Ma invece di discutere il senso della vita – perché come annunciato da uno dei personagginon c’è un senso, non rompiamoci i coglioni’ – i nostri personaggi salgono sul palco per presentare al pubblico la loro filosofia per uscire dal disagio fondata su tre magiche Ddistrazione, disinteresse, disaffezione – e per fare dimostrazione del gioco da tavolo creato sulla base di questa filosofia: un gioco dell’oca macabro in cui sulla casella della vittoria la ricompensa è il suicidio.

La chiave del perché Dopodiché stasera mi butto funziona così bene sta proprio nell’improbabile accostamento di tono e argomento.

La gravità e pesantezza della prospettiva del suicidio sembra quasi venir annullata dal contesto ridicolo in cui viene inquadrata, permettendo allo spettacolo di esistere su due piani diversi allo stesso tempo: quello di un umorismo dissacrante, che vuol farti credere che non esiste nulla di serio nella narrazione, e quello di una genuina e sincera rabbia, che il luogo migliore dove nasce la tristezza e quello ancora più adatto alla comicità.

In rari sporadici momenti, infatti, nel corso dello spettacolo e molto più chiaramente alla fine, riusciamo a intravedere tra una raffica di battute e una pantomima un senso più profondo, che va oltre la battuta in sé, e maschera un sentimento di malessere che è vero, sentito, manifestato.

È ciò per cui l’umorismo politicamente scorretto è nato, il suo compito principe: farti ridere e poi farti sentire a disagio per questo.

In questa prospettiva niente di ciò che avviene sul palco risulta mai fuori luogo, che si passi dalla narrazione di un tentato suicidio a quella di una masturbazione.
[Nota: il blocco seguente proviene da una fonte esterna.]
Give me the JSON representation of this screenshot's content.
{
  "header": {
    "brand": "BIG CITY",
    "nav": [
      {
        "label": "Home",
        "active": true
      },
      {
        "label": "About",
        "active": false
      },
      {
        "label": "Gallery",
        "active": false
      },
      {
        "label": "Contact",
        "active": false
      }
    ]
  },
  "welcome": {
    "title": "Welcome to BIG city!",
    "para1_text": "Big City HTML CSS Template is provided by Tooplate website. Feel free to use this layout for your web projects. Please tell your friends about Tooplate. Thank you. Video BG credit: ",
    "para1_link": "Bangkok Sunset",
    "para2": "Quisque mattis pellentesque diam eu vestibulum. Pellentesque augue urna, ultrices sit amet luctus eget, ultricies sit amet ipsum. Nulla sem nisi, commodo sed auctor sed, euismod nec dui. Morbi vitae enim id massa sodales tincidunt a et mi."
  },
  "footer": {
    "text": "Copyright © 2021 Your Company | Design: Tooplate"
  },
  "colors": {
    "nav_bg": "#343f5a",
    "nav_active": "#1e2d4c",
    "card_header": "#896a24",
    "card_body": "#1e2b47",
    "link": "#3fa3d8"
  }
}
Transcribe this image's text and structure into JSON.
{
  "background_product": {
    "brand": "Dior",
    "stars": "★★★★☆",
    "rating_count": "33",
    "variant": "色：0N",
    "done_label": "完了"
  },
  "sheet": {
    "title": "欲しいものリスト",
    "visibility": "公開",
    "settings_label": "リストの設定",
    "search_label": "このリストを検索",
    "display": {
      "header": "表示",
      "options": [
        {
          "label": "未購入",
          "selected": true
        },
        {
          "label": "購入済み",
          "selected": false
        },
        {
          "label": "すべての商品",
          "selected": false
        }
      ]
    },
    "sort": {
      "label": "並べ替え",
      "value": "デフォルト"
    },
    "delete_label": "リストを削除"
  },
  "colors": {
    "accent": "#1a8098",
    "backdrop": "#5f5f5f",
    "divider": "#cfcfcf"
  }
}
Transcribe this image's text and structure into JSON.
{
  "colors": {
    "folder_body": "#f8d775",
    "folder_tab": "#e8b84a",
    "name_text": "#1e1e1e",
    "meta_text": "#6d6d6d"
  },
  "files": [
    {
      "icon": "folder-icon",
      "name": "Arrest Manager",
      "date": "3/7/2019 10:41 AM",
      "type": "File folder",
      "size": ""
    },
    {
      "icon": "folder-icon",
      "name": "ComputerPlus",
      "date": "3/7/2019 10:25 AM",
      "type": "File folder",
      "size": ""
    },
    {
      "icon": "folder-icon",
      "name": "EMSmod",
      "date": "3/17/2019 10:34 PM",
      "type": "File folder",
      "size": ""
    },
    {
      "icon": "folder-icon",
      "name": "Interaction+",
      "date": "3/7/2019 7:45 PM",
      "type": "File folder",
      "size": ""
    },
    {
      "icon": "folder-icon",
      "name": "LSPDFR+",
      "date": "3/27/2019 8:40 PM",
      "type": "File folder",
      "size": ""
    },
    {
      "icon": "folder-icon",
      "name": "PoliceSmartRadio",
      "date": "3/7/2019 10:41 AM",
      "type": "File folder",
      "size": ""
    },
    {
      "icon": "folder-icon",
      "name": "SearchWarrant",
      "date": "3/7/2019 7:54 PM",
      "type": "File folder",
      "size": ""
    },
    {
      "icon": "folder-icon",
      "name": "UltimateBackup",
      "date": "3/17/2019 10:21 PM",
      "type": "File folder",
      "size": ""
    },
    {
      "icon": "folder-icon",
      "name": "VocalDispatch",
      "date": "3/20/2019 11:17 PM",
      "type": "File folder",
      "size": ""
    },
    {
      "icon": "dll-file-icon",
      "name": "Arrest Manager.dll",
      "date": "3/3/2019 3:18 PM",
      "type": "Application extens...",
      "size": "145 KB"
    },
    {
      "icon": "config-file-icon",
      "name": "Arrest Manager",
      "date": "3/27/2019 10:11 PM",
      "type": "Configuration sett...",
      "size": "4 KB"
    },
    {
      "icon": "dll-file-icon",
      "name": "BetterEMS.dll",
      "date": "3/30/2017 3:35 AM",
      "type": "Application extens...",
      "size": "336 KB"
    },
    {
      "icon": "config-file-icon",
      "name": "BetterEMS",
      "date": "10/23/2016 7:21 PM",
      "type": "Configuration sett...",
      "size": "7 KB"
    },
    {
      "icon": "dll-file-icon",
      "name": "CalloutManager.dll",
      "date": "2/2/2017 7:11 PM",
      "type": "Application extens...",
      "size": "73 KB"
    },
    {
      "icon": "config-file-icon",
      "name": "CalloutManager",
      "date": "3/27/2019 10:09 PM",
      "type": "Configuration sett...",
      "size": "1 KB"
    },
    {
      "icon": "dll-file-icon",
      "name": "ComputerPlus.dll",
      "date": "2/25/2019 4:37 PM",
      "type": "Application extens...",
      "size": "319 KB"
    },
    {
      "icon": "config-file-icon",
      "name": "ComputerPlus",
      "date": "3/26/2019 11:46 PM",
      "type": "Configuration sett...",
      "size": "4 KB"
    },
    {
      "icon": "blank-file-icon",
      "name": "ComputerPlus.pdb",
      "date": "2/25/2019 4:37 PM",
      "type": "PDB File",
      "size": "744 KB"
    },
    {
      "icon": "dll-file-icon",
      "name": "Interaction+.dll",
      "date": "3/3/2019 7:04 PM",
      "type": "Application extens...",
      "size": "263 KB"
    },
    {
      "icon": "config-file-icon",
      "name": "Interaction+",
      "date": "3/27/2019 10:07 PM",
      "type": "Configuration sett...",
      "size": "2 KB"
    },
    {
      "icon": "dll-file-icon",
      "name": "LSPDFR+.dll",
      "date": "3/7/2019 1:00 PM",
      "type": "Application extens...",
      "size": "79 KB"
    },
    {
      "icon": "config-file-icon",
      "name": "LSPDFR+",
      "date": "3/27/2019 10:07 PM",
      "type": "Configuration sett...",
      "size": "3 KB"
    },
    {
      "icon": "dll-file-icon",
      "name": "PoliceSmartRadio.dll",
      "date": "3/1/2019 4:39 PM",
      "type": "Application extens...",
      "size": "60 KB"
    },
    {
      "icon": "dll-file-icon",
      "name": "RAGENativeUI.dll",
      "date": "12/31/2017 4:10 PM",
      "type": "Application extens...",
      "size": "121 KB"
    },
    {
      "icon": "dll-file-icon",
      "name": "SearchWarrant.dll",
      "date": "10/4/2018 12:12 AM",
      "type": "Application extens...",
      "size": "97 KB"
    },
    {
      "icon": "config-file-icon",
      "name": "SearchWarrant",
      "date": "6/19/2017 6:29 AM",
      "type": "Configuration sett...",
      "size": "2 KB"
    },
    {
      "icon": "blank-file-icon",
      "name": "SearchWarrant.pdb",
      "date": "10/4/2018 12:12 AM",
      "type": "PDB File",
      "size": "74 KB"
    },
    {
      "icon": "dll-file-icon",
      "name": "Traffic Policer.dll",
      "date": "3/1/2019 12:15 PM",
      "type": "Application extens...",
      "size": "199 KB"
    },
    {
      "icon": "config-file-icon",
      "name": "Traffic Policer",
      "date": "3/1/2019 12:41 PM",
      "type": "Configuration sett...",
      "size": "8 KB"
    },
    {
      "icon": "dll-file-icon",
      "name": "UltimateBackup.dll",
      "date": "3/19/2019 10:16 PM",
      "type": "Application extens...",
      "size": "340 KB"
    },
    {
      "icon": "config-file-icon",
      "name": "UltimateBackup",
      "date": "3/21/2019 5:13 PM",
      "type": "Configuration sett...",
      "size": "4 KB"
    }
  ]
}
E il tutto è legato insieme da un constante richiamo al pubblico, che viene invitato a partecipare, commentare e dialogare con gli attori come parte integrante dello spettacolo.

In un senso più ampio facciamo tutti parte di questo grande disagio collettivo, comunitario, di cui ridiamo insieme in un modo che è terribilmente terapeutico e sul quale scegliamo poi, in misura coerente con il nostro disagio personale e reale, di ascoltare il sottotesto melanconico e disilluso. Ridiamo per non piangere e ridiamo per non ucciderci.

Questo spettacolo è una bellissima battuta deprimente, frutto di una generazione stanca di litigare con le domande del suo tempo, e che forse per una sera vuole solo ridere di sé stessa.